Dix-huit jours après sa suspension par le ministère de l’Intérieur, le PPRD de Joseph Kabila vient de franchir une ligne rouge en annonçant, seul et sans aucune validation officielle, la levée de cette sanction. Une audace qui ne relève pas du courage politique, mais d’un calcul risqué, révélateur d’un parti en quête désespérée de légitimité et prêt à défier ouvertement les règles du jeu démocratique.
Accusé de complicité avec le groupe rebelle M23, qui sème le chaos dans l’est du pays, le PPRD aurait pu saisir cette suspension comme une occasion de se réinventer, de clarifier sa position et de renouer avec un électorat déçu. Au lieu de cela, il choisit la posture victimaire, le déni et la provocation. En s’auto-réhabilitant, le parti de Kabila ne fait pas que contester une décision administrative : il fragilise un peu plus l’autorité de l’État et alimente un climat de défiance qui menace la fragile stabilité du pays.
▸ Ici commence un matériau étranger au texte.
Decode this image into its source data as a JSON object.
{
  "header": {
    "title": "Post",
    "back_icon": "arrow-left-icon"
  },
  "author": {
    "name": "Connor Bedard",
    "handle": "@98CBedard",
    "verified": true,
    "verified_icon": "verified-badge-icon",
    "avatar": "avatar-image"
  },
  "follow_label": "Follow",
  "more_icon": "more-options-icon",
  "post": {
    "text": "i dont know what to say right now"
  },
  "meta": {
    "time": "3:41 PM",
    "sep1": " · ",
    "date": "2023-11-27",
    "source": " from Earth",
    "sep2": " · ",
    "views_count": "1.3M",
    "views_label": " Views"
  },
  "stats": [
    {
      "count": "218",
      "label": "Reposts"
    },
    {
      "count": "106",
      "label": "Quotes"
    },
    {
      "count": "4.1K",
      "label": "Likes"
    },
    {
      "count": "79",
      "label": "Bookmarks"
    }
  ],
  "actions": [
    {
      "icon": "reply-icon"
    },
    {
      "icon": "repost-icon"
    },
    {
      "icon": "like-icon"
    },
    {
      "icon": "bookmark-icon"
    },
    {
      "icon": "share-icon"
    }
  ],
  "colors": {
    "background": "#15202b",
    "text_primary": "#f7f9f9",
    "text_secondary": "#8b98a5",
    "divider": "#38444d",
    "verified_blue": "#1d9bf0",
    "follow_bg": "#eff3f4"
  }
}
Cette manœuvre, dénuée de tout fondement légal, ressemble à un coup de com’ désespéré, destiné à rallumer la flamme d’une base militante en perte de repères. Mais à quel prix ? En défiant l’État, le PPRD joue avec le feu dans un contexte où la RDC a plus que jamais besoin d’unité et de respect des institutions pour sortir de la crise.
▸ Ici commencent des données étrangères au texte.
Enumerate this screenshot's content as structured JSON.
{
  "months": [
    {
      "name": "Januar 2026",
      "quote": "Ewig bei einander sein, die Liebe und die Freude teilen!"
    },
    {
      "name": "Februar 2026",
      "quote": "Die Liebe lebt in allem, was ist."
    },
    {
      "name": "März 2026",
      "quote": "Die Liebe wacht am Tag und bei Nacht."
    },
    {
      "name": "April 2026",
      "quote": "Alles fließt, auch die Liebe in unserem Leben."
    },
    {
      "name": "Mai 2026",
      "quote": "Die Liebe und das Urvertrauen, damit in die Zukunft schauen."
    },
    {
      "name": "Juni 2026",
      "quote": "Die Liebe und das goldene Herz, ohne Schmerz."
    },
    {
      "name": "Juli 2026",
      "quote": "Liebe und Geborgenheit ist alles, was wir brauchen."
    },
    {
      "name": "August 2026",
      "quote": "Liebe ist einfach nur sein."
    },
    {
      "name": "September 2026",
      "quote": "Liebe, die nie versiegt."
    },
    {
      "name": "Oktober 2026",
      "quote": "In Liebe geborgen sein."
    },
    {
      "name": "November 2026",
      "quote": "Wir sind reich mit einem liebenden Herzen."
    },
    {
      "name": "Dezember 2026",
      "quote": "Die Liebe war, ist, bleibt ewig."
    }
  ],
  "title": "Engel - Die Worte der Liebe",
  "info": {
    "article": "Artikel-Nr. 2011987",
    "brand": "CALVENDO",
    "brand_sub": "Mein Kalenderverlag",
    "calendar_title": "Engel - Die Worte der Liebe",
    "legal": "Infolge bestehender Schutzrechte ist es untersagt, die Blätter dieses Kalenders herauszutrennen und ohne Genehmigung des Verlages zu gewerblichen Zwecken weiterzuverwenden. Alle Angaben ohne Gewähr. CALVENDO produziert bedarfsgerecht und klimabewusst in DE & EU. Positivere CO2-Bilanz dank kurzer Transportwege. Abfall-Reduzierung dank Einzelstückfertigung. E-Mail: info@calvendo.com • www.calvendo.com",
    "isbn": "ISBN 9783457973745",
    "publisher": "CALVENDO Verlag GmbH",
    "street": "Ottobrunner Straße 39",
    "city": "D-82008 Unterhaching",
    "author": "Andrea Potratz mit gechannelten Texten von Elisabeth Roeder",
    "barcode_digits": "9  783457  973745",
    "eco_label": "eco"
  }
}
Le silence embarrassé du gouvernement face à cette provocation n’est pas moins inquiétant. Il révèle une incapacité à imposer la loi et à faire respecter ses décisions, ouvrant la porte à une dangereuse dérive où chacun se fait juge de ses propres intérêts.
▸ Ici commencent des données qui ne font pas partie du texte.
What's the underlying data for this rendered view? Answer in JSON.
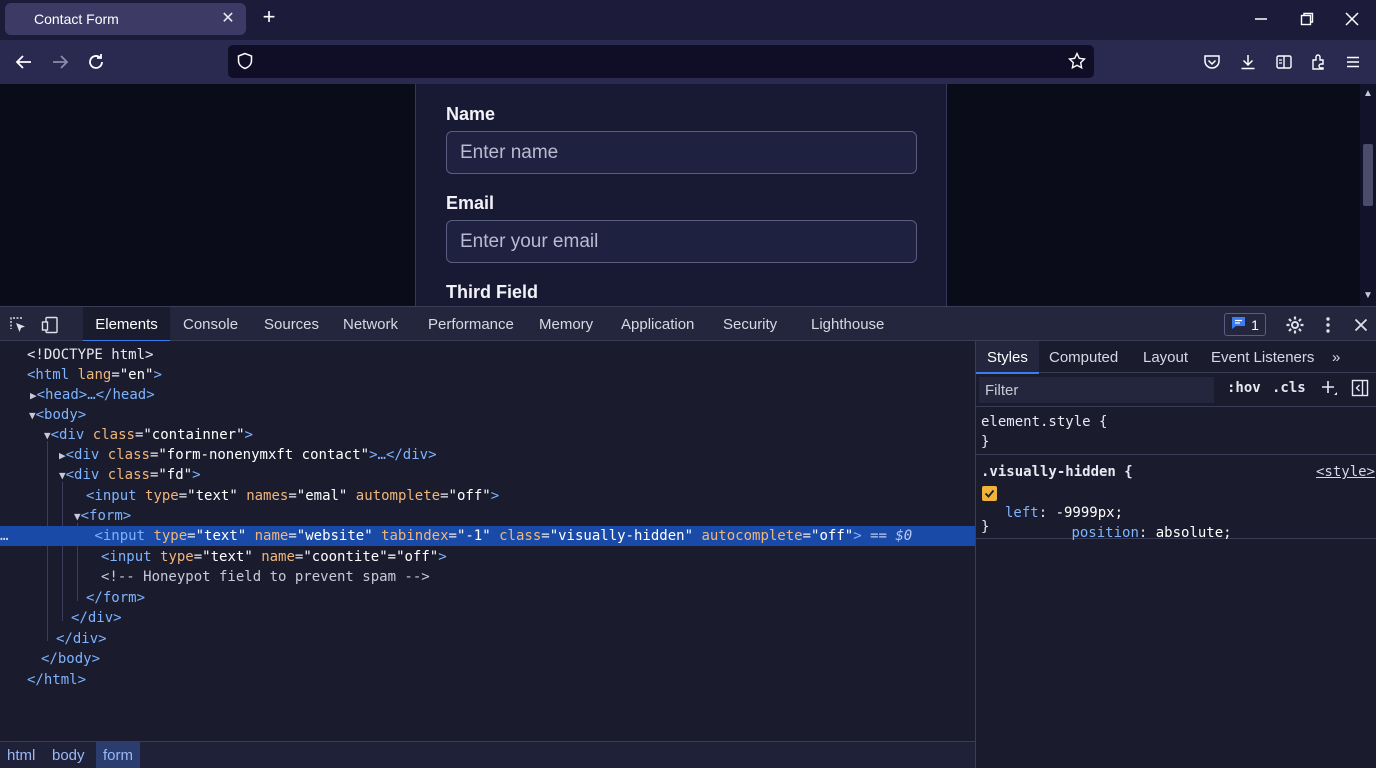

Au final, ce bras de fer entre le PPRD et le pouvoir ne signe pas un retour triomphal, mais un aveu d’impuissance d’un parti incapable de se renouveler autrement que par la confrontation. Une posture qui ne sert ni la démocratie, ni la paix, mais qui risque au contraire d’enfoncer la RDC dans l’instabilité et le chaos politique.